Acknowledge it. It is the only thing you can do. Take credit for it. Stop convincing yourself that because you "weren't there" it is not "your problem." I wish you all could know how hard it was for me to reach deep, deep, deep (thanks, Krysta) down into myself and acknowledge my guilt about racism in the United States. My protests were varied and sounded pretty solid: I wasn't there, my ancestors weren't involved in the slave trade, hell my ancestors were some of the persecuted. But it was a healing moment when i could acknowledge that I am still guilty. As blood runs through my veins of ancient origins, I am complicit in their crimes because I benefit from them. Can I dispute that fact? I do. I am white, therefore I benefit from the racist policies of older generations. It will not disappear with a Proclamation, laws, inclusion in public policy, or discussions of the pain that minorities felt. It is not fair to say that because you weren't there, you weren't hurt by it. Remember that humanity is old and we are all one, across years and generations. it will not be erased with a few kind words. We still benefit from the systems that were in place then, the ideas in place now, and the decisions that will be made in the future.
We are all complicit.
If you think that not being white excuses you from this, think again. We all have something in our pasts that we need to seek forgiveness for. Men, this is where you should pay attention. Women were not created in an inferior manner. Because Eve was symbolically created from the rib of a man does not make her a lesser being, she was an improvement on the first design. Just because you feel that you are kind to women and that you do not subjugate us does not mean that you are or do. You are guilty, as was your father and grandfather. You are guilty now because you benefit from the system and continue to do so. You are guilty because your sons will benefit as well. Do not make light of this situation. You need to acknowledge that you are guilty. Apologize to a woman and feel the weight lift from your chest.

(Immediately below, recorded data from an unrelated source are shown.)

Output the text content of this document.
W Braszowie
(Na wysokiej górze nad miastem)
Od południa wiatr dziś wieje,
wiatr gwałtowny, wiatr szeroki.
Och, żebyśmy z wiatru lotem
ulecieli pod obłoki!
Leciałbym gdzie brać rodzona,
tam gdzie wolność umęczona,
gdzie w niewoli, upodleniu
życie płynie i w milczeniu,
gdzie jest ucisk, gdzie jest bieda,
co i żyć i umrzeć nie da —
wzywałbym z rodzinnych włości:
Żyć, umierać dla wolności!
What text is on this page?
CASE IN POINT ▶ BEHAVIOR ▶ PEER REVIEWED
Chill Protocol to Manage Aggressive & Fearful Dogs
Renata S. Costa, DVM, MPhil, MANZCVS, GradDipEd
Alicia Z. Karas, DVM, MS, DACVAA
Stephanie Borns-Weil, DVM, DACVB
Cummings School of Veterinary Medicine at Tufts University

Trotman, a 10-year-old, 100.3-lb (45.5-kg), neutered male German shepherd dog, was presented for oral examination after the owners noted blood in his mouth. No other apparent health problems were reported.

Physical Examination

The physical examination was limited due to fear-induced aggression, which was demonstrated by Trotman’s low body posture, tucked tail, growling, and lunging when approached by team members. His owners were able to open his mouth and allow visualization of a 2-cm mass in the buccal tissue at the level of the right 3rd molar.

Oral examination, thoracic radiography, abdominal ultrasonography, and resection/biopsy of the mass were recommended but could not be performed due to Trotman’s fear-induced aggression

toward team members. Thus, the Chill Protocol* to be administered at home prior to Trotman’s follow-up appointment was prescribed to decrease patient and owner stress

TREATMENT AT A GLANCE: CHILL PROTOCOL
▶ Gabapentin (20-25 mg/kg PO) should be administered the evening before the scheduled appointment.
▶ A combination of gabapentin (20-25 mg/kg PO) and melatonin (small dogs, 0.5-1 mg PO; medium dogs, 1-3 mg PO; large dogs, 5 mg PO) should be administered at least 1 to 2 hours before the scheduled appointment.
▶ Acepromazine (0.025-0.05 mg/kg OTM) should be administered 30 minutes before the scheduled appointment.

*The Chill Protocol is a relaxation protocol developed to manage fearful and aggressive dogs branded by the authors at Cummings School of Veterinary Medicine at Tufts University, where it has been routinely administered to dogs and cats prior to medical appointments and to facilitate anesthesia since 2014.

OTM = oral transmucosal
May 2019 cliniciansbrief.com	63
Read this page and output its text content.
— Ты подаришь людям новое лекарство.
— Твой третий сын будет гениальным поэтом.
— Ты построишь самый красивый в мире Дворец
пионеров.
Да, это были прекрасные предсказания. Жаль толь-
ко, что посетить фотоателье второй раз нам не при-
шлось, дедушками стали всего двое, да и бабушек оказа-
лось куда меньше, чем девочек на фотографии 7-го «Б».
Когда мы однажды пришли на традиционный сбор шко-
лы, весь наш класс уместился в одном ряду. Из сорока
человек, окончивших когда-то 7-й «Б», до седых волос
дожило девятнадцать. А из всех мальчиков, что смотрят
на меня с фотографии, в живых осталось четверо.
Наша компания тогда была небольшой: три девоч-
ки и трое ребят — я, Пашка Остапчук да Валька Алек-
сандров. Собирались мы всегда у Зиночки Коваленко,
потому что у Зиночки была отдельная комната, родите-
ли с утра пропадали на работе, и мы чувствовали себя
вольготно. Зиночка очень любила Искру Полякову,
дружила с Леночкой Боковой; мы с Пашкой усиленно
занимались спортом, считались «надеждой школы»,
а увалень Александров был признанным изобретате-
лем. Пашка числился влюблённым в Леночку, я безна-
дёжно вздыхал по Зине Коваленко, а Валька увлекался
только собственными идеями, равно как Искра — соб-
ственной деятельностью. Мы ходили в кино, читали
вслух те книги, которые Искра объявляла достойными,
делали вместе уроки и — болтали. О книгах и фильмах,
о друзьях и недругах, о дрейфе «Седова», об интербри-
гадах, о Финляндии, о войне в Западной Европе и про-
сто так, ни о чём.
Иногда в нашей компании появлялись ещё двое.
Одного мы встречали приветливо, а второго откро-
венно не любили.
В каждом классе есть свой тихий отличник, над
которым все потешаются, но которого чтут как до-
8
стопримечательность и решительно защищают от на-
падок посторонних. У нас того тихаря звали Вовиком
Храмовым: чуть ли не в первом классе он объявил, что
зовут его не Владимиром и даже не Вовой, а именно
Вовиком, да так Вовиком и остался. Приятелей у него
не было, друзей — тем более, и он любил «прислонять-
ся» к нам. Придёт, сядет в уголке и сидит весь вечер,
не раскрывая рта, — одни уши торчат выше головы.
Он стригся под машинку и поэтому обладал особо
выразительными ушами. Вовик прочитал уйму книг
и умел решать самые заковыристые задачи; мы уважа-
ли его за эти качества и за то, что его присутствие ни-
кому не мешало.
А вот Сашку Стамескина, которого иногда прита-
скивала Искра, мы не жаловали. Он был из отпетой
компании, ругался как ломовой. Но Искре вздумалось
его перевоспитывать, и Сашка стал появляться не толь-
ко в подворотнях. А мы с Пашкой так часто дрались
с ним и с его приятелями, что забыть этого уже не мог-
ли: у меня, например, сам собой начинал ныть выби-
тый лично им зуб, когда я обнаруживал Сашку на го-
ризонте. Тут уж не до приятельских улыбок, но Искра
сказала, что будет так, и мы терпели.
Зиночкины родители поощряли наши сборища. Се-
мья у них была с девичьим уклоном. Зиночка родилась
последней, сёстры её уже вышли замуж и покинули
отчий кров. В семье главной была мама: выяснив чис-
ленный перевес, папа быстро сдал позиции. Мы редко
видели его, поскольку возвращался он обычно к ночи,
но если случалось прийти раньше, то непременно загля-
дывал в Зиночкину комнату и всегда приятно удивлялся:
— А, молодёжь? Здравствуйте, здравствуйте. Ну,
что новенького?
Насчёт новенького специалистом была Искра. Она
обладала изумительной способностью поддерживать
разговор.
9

You think that with new life comes new possibility, and that is a beautiful and optomistic thought that we all should have. Truly we can form new life, we still have time to push our children toward change. However, we cannot change them. With something as old as humanity you must not assume that simply by way of birth one gets to re-design all of human history. The act of being born does not clean the terrible history of the United States from our faces, let alone our older ancestors. We are an ancient race, and our ancient ideas come with us. Perhaps this is where the idea of reincarnation comes from. It is not that we are born again, it is that our souls are never new. Even from birth we are tainted and old.